Episode 6: Amara Tabor-Smith

Learn more about Amara here.

For more extras, click here!


 

Transcription

Extra I:

What's going through my head is you know... Audre Lorde’s, you can't dismantle the Master's house using the Master's tools right? But we got to know what those tools are and we're not clear, and we all live in the Master's house. So like how do we get clear about you know, what dismantling this house looks like and not be using the Master's tools of the urgency of time, of like, it's got to happen today, which is you know, what capitalism is based on is, it’s like, you know, you got to have method, you got to do it now! But like, oh no, the long haul, how are we invested in long haul of.. you know, of shifting this.

Extra II:

I think it's absolutely helped. The Bay Area, geographically, is not small. But I think it's smaller than New York when we think of like, an, you know, an arts community, but I have relationships.
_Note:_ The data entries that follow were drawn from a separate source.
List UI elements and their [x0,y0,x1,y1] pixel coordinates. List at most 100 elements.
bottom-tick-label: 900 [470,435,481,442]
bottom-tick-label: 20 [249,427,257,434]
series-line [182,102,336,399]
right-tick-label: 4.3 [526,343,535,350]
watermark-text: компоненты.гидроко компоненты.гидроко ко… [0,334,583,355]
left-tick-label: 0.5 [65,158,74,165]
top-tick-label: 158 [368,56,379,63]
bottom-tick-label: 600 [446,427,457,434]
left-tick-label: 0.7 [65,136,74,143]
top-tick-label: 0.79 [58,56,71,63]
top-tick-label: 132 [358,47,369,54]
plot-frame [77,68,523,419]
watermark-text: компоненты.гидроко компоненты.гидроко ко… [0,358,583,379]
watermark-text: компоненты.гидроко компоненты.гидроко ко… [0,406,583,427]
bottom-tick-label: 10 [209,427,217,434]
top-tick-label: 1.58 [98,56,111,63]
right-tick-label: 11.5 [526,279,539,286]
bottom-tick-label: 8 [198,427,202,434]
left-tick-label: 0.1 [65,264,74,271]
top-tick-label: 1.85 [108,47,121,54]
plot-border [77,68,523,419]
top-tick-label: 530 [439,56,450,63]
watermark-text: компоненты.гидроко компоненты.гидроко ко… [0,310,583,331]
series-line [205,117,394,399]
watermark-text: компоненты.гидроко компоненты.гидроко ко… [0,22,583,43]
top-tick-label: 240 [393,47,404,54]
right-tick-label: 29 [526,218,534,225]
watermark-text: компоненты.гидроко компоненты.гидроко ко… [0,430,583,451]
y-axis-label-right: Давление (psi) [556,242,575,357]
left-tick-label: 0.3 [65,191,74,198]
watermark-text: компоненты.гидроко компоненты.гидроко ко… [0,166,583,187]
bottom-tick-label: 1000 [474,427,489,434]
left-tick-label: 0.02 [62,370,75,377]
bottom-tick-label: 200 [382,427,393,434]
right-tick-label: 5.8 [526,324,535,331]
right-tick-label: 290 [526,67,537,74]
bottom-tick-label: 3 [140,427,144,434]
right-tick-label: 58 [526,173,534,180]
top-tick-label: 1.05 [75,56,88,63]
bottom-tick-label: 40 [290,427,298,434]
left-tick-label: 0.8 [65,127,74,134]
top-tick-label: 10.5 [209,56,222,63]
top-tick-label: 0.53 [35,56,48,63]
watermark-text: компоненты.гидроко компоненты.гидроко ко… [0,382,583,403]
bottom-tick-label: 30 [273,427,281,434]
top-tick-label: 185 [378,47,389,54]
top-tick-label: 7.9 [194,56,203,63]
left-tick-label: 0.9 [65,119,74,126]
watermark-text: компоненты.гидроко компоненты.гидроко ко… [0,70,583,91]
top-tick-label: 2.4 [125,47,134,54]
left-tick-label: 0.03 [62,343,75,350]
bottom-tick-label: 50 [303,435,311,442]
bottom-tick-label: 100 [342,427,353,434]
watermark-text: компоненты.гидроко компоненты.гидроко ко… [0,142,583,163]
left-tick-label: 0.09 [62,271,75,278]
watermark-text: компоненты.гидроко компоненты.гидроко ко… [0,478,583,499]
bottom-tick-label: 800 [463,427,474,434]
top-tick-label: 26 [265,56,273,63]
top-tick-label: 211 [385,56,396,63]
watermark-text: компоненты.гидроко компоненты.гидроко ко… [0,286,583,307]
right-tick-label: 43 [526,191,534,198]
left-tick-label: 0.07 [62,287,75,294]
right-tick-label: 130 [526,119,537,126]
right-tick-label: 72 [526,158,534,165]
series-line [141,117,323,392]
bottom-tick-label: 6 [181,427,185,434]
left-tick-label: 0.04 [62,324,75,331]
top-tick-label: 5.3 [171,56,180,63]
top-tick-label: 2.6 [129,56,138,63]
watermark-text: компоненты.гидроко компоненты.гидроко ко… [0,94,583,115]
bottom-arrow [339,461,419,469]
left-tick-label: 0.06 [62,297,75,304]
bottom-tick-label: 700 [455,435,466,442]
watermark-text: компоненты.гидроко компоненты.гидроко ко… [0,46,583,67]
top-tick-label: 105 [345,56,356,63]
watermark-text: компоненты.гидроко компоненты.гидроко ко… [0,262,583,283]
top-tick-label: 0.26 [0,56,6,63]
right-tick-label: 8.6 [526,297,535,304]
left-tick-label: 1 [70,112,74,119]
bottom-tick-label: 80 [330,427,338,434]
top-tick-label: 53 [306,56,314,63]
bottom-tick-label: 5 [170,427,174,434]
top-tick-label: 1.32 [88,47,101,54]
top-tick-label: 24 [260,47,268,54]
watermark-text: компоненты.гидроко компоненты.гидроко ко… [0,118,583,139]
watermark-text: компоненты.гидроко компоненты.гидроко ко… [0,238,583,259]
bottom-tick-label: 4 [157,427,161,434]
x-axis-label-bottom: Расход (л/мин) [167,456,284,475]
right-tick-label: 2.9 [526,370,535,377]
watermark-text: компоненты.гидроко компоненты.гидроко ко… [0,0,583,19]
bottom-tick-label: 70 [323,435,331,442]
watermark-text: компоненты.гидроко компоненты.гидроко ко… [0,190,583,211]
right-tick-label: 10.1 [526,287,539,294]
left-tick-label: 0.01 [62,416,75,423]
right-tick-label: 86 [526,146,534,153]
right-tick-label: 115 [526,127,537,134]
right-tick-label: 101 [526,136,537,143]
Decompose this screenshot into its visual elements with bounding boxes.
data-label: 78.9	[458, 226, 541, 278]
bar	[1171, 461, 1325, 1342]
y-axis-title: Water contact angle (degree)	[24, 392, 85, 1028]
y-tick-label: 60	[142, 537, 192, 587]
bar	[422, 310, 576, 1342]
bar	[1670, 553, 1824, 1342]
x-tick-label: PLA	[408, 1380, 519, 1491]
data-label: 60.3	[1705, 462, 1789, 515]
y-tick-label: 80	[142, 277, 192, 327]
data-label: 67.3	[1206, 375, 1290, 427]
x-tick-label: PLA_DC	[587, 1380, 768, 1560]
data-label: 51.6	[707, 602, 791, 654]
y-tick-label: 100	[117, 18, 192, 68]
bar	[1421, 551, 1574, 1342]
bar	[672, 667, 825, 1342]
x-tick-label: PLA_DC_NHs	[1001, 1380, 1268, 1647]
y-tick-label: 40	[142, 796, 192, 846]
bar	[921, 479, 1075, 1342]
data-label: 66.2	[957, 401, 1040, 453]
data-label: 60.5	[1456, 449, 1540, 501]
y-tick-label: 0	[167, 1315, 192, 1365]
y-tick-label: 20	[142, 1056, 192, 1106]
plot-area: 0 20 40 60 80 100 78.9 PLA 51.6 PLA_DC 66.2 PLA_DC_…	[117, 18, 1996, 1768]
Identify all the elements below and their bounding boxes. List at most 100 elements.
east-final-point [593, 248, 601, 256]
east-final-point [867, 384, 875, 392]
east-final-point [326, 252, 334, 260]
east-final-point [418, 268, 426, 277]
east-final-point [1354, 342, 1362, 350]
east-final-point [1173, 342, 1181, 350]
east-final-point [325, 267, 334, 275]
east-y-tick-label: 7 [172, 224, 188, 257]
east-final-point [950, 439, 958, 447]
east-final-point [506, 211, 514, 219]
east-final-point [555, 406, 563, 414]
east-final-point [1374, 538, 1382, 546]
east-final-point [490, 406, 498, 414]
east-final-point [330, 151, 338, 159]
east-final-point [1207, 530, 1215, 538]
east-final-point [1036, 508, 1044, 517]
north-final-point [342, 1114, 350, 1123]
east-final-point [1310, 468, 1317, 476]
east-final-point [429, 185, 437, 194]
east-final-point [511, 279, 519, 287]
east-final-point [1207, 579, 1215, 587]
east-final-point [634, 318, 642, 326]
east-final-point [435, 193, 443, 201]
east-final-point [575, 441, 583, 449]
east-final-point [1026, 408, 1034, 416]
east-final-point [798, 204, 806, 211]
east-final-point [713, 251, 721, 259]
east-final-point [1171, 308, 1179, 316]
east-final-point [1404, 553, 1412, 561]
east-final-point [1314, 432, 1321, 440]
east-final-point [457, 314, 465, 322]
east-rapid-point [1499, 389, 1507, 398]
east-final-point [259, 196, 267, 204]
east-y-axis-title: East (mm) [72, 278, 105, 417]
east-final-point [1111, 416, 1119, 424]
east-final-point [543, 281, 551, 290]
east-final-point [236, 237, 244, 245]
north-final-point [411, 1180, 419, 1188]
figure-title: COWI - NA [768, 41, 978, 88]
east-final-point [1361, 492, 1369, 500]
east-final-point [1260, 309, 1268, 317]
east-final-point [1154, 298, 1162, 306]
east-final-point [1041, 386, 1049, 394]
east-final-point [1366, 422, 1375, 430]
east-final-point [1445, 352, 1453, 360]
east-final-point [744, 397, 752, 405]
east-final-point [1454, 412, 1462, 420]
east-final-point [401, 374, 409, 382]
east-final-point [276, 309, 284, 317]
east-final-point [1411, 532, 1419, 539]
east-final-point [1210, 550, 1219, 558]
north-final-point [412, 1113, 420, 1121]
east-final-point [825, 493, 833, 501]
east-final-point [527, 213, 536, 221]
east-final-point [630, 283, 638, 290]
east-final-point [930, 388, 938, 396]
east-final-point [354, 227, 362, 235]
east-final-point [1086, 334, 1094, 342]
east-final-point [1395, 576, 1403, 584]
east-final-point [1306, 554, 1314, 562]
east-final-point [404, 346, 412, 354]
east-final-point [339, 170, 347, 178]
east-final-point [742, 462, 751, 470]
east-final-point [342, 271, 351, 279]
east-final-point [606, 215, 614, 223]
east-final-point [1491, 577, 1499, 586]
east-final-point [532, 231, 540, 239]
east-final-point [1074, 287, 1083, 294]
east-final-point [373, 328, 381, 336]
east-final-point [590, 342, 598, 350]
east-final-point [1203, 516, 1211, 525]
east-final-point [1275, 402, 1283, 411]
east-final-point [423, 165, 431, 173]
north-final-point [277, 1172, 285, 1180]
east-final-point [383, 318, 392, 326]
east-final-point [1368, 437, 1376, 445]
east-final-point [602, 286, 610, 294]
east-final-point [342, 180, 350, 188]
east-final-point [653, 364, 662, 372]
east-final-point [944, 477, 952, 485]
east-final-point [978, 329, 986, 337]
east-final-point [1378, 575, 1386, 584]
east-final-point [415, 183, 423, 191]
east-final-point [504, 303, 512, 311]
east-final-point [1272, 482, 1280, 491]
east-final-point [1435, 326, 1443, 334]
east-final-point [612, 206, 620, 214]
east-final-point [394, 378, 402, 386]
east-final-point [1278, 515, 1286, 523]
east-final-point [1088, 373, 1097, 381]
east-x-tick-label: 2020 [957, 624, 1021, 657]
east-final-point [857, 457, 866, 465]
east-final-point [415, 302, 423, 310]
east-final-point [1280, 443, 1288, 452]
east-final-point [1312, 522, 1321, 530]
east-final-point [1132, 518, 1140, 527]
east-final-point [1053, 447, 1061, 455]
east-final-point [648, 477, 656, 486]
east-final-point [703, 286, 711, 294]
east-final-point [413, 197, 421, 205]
And that... really that's the other thing that we don't talk about is like the value of cultivating relationships, relationships with people who are funders who come to your work, who you actually are in conversation with, and people that are gonna end up sitting on panels, who know you, so that, you know, in a room, like, sometimes, what shifts even whether somebody gets something or not, is not necessarily based on what's on the paper, but like, oh, no, I know this person's work. I know what they do. So this is where you have advocates who can testify to what you do. So it's not, we're not just, you know, we got to look at their budget, and we got to look at their outline their project and all this, but then, like, the relationships. The thing that keeps me here is that, you know, is the fact that I have relationships with people. People don't know who I am, they know me, you know what I mean? And that's really different. Nationally, people might start to know my name, but they don't know me. And I live in a community where people know me, and they're not all artists. They're, you know, they're all kinds of people. And that means a lot to me, so I think it's really helped.